When Sana Hamelin opened up a combination cat cafe and rescue in 2014, little did she know she could have done so involuntarily, her mind usurped by microorganisms years prior to now coercing her better judgement to take risks she normally wouldn’t have.
It’s name Toxoplasma gondii, a tricky little bastard that lives inside of cat shit that turns humans who come in contact with it into entrepreneurs
Yeah way. The concept is part of a new discovery, one made by researchers from the University of Colorado that links entrepreneurial behavior to kitty dump. More specifically, the data links this productive trait to parasites that infect humans who empty litter boxes and/or otherwise interact with their feline friend’s nuggets.
"As humans, we like to think that we are in control of our actions," says Pieter Johnson in a University of Colorado press release. He’s the co-lead author of the study and a professor in CU Boulder's Department of Ecology and Evolutionary Biology. "But emerging research shows that the microorganisms we encounter in our daily lives have the potential to influence their hosts in significant ways."
The study — which the researchers published in the "Proceedings for the Royal Society B" — describes how humans infected with Toxoplasma gondii had noticeably higher interest in business related activities and a higher likelihood of getting involved with entrepreneurial behavior.
To be exact, out of a sample size of 1,495 undergraduate students, they found that infected individuals were 1.4 times more likely to major in business, 1.7 times more likely to have an emphasis on “management and entrepreneurship” and (among professionals also interviewed for the study) 1.8 times more likely to start their own business than non-infected individuals.
Now, before faceplanting into the nearest litterbox, let’s just make something clear: these findings did not correlate T. gondii to business success, only to business interest — and interestingly, a lesser fear of failure.

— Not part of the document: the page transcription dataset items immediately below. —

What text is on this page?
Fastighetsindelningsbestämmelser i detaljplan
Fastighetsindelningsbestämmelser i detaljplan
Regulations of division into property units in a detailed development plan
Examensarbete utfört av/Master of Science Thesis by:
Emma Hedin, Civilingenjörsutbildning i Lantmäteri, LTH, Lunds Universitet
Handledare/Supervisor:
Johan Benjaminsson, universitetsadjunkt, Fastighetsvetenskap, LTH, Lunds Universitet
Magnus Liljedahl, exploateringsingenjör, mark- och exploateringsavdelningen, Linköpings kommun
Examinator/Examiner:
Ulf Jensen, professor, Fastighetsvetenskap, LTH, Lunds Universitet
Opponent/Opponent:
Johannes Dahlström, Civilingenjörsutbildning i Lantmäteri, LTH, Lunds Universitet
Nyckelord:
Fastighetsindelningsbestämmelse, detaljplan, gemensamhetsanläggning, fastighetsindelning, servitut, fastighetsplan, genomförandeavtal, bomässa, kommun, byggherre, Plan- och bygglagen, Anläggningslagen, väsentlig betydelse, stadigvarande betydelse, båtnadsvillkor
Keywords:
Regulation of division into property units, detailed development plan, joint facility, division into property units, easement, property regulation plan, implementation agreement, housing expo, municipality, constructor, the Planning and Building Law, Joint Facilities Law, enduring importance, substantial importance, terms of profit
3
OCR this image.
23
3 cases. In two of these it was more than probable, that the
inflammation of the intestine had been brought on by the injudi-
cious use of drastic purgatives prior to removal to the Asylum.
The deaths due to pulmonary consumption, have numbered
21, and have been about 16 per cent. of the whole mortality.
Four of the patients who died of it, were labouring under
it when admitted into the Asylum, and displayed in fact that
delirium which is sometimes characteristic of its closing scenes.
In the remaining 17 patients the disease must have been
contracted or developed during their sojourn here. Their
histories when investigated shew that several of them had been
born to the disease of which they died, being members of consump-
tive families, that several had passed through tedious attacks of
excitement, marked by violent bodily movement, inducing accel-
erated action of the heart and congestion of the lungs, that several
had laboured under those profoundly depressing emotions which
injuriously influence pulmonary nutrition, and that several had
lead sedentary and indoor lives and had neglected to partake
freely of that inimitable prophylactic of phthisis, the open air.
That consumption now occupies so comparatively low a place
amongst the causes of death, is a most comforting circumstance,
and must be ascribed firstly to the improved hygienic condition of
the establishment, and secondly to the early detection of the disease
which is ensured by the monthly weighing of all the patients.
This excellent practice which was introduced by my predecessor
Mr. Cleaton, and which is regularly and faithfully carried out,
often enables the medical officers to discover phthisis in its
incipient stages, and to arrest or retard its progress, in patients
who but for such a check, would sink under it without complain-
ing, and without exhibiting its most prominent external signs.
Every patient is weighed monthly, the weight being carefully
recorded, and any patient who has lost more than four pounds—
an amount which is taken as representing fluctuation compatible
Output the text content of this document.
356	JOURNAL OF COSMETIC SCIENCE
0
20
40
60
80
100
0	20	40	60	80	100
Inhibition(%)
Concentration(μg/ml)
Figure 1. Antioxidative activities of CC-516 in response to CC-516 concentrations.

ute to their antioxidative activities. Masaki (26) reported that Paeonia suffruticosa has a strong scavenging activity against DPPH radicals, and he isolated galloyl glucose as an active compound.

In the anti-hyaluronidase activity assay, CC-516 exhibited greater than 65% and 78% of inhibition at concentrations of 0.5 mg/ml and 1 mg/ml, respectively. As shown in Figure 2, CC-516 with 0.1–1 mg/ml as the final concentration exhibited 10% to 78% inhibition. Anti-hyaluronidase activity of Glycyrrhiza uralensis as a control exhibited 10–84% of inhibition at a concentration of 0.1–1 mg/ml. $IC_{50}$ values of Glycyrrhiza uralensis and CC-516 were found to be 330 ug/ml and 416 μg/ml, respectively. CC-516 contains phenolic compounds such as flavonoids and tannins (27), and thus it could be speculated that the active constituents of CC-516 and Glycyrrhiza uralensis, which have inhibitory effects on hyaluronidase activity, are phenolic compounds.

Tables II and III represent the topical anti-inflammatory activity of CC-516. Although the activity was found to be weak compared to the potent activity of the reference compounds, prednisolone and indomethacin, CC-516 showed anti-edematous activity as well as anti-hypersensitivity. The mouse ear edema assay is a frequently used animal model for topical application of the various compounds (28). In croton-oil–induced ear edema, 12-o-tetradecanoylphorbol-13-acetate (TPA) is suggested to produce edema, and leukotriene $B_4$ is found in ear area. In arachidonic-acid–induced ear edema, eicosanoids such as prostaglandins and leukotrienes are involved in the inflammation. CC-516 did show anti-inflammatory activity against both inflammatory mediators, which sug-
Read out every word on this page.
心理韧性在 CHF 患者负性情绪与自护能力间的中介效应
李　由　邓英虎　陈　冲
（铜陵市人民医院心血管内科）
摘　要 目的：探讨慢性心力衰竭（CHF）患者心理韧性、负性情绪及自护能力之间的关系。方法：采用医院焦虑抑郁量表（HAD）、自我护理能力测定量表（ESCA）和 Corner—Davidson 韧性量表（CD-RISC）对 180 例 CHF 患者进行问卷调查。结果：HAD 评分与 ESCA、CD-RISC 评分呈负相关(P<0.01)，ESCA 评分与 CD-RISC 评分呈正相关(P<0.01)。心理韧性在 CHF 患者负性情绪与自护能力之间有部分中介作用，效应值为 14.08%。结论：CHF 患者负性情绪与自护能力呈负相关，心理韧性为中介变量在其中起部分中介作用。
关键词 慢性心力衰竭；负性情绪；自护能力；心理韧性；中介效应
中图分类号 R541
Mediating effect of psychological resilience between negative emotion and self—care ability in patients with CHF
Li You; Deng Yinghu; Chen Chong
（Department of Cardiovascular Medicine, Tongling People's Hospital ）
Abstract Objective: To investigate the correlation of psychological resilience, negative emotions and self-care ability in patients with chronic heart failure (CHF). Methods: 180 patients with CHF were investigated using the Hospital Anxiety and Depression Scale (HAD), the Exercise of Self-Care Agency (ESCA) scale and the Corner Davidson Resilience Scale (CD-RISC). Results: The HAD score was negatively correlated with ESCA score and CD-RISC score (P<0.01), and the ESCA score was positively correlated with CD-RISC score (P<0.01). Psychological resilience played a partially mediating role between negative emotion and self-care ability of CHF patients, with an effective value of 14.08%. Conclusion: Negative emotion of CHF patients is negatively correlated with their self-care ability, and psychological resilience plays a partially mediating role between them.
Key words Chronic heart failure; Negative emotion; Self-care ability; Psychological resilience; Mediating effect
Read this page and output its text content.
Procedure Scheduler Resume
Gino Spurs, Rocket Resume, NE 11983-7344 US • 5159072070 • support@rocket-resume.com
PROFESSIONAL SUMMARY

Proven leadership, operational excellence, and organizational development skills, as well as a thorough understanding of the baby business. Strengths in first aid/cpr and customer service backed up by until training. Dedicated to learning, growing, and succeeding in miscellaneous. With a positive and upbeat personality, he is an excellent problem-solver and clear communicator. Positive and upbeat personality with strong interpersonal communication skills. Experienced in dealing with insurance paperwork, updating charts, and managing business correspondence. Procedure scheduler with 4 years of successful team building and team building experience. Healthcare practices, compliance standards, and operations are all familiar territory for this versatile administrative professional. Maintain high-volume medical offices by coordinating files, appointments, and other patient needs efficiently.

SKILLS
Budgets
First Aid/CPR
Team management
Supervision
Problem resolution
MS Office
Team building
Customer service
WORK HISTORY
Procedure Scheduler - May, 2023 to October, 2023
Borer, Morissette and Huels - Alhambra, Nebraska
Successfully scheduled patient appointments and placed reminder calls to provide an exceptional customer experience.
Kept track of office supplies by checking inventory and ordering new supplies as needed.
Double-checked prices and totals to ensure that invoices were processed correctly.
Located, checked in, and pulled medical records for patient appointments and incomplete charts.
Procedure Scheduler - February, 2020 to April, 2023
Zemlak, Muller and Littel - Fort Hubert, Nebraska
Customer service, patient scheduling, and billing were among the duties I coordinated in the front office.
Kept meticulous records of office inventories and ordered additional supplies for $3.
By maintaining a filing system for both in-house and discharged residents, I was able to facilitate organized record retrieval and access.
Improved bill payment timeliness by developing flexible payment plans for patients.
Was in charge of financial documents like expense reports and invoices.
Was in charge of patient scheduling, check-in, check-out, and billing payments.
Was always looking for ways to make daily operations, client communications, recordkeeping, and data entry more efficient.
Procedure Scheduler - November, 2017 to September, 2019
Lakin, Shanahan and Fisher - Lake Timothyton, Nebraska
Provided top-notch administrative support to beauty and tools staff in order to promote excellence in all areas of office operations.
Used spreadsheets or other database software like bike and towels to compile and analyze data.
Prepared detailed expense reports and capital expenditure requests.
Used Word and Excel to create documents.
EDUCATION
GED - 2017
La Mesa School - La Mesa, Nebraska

“We don't know if the businesses started by T.gondii-positive individuals are more likely to succeed or fail in the long run," clarifies Stefanie K. Johnson, an associate professor at CU's Leeds School of Business and the lead author of the study. "New ventures have high failure rates, so a fear of failure is quite rational. T.gondii might just reduce that rational fear."
That seems legit. But why, in the name of all that is good and natural in this world, would a parasite from cat crap want to reduce an animal’s fear instinct?
For the same reason any living creature does anything on this planet: to reproduce. The parasite infects its hosts selectively, in hopes they will be killed and eaten by a feline, within which it can propagate.
It’s a disturbing concept, when you think about it: that a trait as valuable as entrepreneurship might be cultivated by unknown stowaways that have infected your body. And T. gondii isn’t the only microorganism known to do this.
Take for instance Ophiocordyceps unilateralis (the “zombie fungus”) that infects ants with spores, hijacks their brains and causes them to frantically climb upwards into trees where mushrooms explode out of their heads — killing them and re-releasing spores to shower down upon other ants below.
These things exist. And, apparently, they already exist within us affecting actions, moods and daily habits. Humans are the carriers of trillions of microorganisms, after all, ourselves a microcosm of life. How many of them are affecting our character?
Enough to make entrepreneurs out of a few of us, at the very least.
"I've always been a risk taker," admits Hamelin, the owner of the Denver Cat Company. Adding, "I don't know if I am a carrier or not, though. I have never been tested, so it's hard to say. But if cats somehow helped me start my business, I'm all for it — I love them for it."